9punkt - Die Debattenrundschau

Gott als Machtmittel

Rundblick durch die Feuilletondebatten. Wochentags um 9 Uhr, sonnabends um 10 Uhr.
26.10.2018. Die SZ wirft Monika Grütters vor, die deutsche Kulturpolitik aus schierer Machtfülle zu lähmen. Alle kannten die Namen, aber keiner hat sie genannt: Stefan Niggemeier erzählt im Freitag, wie Jan Böhmermann seinen Kollegen Oliver Polak in einen antisemitischen Sketch verwickelte. Heute ist es so weit: Die Iren schaffen ihren Blasphemie-Paragrafen ab, freut sich die taz. Libération porträtiert den tschechischen Milliardär Daniel Kretinsky, der Le Monde kaufen will.
Efeu - Die Kulturrundschau vom 26.10.2018 finden Sie hier

Kulturpolitik

Kein schmeichelhaftes Bild zeichnet Jörg Häntzschel in der SZ von Monika Grütters, mit der er sich anlässlich des zwanzigsten Jubiläums des Kulturstaatsministeriums getroffen hat. Aus dem Gespräch zitieren darf er nicht, das meiste muss "off the record" bleiben, verrät Häntzschel. Grütters, die allein dieses Jahr über einen Etat von 1,8 Milliarden Euro verfügt und für unzählige Institutionen zuständig ist, erscheint ihm wie eine Herrscherin, die Entscheidungen, etwa über die Vergabe von Posten, am liebsten allein trifft: "Grütters festigt ihre marktbeherrschende Stellung immer mehr, bläht ihren Apparat immer weiter auf. Doch da sie ideologisch so ungreifbar bleibt, da ihre Einmischungen nur strategischer Art sind, und da die 'Zuwendungsempfänger' weiter auf Zuwächse hoffen können, üben sie sich in Duldsamkeit. Politik und Presse sehen nicht so genau hin.
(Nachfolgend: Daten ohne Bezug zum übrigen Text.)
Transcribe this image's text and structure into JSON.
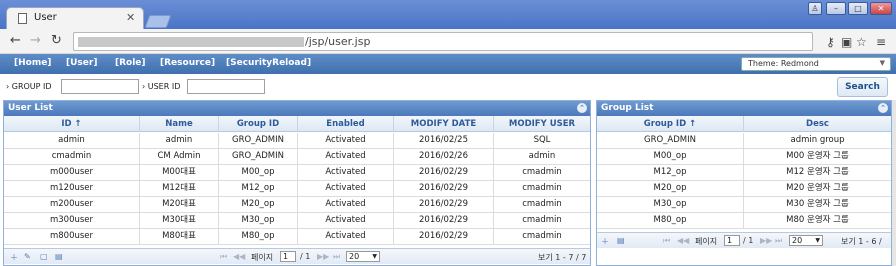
{
  "browser": {
    "tab_title": "User",
    "url_visible": "/jsp/user.jsp"
  },
  "menu": {
    "items": [
      "[Home]",
      "[User]",
      "[Role]",
      "[Resource]",
      "[SecurityReload]"
    ],
    "theme_label": "Theme: Redmond"
  },
  "search": {
    "group_label": "› GROUP ID",
    "user_label": "› USER ID",
    "group_value": "",
    "user_value": "",
    "button": "Search"
  },
  "user_list": {
    "title": "User List",
    "columns": [
      "ID ↑",
      "Name",
      "Group ID",
      "Enabled",
      "MODIFY DATE",
      "MODIFY USER"
    ],
    "rows": [
      [
        "admin",
        "admin",
        "GRO_ADMIN",
        "Activated",
        "2016/02/25",
        "SQL"
      ],
      [
        "cmadmin",
        "CM Admin",
        "GRO_ADMIN",
        "Activated",
        "2016/02/26",
        "admin"
      ],
      [
        "m000user",
        "M00대표",
        "M00_op",
        "Activated",
        "2016/02/29",
        "cmadmin"
      ],
      [
        "m120user",
        "M12대표",
        "M12_op",
        "Activated",
        "2016/02/29",
        "cmadmin"
      ],
      [
        "m200user",
        "M20대표",
        "M20_op",
        "Activated",
        "2016/02/29",
        "cmadmin"
      ],
      [
        "m300user",
        "M30대표",
        "M30_op",
        "Activated",
        "2016/02/29",
        "cmadmin"
      ],
      [
        "m800user",
        "M80대표",
        "M80_op",
        "Activated",
        "2016/02/29",
        "cmadmin"
      ]
    ],
    "pager": {
      "page_label": "페이지",
      "page": "1",
      "total_pages": "/ 1",
      "page_size": "20",
      "summary": "보기 1 - 7 / 7"
    }
  },
  "group_list": {
    "title": "Group List",
    "columns": [
      "Group ID ↑",
      "Desc"
    ],
    "rows": [
      [
        "GRO_ADMIN",
        "admin group"
      ],
      [
        "M00_op",
        "M00 운영자 그룹"
      ],
      [
        "M12_op",
        "M12 운영자 그룹"
      ],
      [
        "M20_op",
        "M20 운영자 그룹"
      ],
      [
        "M30_op",
        "M30 운영자 그룹"
      ],
      [
        "M80_op",
        "M80 운영자 그룹"
      ]
    ],
    "pager": {
      "page_label": "페이지",
      "page": "1",
      "total_pages": "/ 1",
      "page_size": "20",
      "summary": "보기 1 - 6 /"
    }
  },
  "colors": {
    "menubar": "#4f7cba",
    "panel_header": "#5e89c6",
    "grid_header_text": "#2e5b99"
  }
}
Kultur ist gut, mehr Kultur ist besser, wo ist das Problem? (...) Doch es kann nicht richtig sein, wenn es keinen Wettbewerb um wichtige Stellen gibt, wenn Posten heute noch auf Lebenszeit besetzt werden, wenn die besten Köpfe in der deutschen Kultur nicht offen über ihre Arbeit sprechen können, weil sie fürchten, in Berlin sonst nie wieder einen Job zu finden. Die intellektuelle Lähmung ist schon jetzt spürbar."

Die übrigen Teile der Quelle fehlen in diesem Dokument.